Blanket Research & Development

The fusion blanket is a component that surrounds about 90 percent of the burning plasma and will absorb the high-energy neutrons emitted from fusion reactions in the plasma. This component is also responsible for breeding one of the fuels, tritium, by exposing lithium-bearing compounds inside the blanket to the fusion neutrons. The third major role of the blanket is to provide some shielding of the neutrons to protect components behind it. The blanket will reside in the same vacuum that the plasma operates in, and it will have a plasma-facing part to its design requiring high heat flux and plasma exposure features. Fluids will flow into and out of the blanket to cool it and take the power to a thermal conversion system to make electricity.

The blanket typically has a structural material and potentially a number of functional materials. The global material science community has developed reduced activation ferritic martensitic (RAFM) steel as the baseline structural material with some advanced variants for a longer neutron irradiation lifetime. Functional materials can include solid tritium breeders (lithium ceramic oxides), electrical and/or thermal insulators, corrosion coatings or surface modifications, or tritium permeation barriers. If the tritium breeder material is a liquid it will travel through the blanket. All these materials are exposed to neutrons and will progressively degrade due to damage and gas production inside the material’s matrix. In addition, the blanket will have heating and stresses, hydrogen in its matrix, and strong background magnetic fields along with gradients in all these parameters. The engineering design of blankets is enormously challenging. Finally, these components will have lifetimes of approximately 2-5 years before having to be replaced.

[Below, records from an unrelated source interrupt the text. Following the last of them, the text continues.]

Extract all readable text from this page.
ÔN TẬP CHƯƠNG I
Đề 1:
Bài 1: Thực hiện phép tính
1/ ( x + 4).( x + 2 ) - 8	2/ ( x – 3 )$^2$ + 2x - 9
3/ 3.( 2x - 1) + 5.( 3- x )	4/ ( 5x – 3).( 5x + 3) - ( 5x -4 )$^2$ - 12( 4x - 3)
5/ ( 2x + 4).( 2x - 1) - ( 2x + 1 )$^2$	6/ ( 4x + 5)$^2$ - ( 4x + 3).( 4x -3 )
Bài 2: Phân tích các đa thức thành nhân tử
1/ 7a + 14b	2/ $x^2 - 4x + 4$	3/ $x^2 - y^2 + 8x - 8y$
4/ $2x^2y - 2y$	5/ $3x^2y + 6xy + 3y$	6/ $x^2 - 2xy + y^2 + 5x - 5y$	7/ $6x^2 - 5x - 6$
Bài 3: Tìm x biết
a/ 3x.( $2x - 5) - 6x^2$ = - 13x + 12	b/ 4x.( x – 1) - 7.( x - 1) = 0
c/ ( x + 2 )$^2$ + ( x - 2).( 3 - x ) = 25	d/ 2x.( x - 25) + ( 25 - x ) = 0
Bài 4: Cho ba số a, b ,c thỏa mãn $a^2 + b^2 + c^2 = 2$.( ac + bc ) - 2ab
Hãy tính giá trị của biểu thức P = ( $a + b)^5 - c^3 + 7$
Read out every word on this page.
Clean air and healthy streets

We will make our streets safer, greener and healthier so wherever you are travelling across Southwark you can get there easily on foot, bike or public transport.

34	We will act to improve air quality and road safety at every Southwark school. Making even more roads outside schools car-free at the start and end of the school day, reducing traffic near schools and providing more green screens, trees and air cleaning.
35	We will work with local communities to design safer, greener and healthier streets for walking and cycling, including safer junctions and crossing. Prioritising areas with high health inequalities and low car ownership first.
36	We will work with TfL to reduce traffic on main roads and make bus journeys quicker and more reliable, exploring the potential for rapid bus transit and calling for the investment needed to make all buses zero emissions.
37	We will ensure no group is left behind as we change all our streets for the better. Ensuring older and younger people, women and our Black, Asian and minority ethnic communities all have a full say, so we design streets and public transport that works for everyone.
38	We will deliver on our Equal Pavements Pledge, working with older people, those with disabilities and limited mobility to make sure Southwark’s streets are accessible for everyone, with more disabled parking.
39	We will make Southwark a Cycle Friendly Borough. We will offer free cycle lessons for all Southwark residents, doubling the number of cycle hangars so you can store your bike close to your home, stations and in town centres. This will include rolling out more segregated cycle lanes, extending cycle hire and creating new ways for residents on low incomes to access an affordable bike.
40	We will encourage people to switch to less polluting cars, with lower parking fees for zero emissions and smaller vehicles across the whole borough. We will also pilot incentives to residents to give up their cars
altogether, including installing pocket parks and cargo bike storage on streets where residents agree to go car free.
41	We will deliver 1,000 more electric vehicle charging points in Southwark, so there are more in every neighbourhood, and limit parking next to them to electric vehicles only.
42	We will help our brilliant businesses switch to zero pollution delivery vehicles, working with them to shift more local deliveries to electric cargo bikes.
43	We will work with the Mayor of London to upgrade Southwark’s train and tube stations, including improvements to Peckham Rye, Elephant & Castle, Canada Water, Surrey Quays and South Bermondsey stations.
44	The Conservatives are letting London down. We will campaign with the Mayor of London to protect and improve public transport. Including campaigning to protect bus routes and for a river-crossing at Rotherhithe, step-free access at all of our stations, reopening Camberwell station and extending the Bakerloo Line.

Blanket R&D is focused on single to few effect phenomena such as liquid metal tritium breeder corrosion and thermo-fluids behavior, solid tritium breeder irradiation response, and advanced manufacturing, advanced helium cooling designs to optimize thermal performance, multi-physics design of blankets (neutronics, thermo-mechanics, computational fluid dynamics, liquid metal CFD, tritium mass transport, materials, thermal hydraulics, and plasma physics).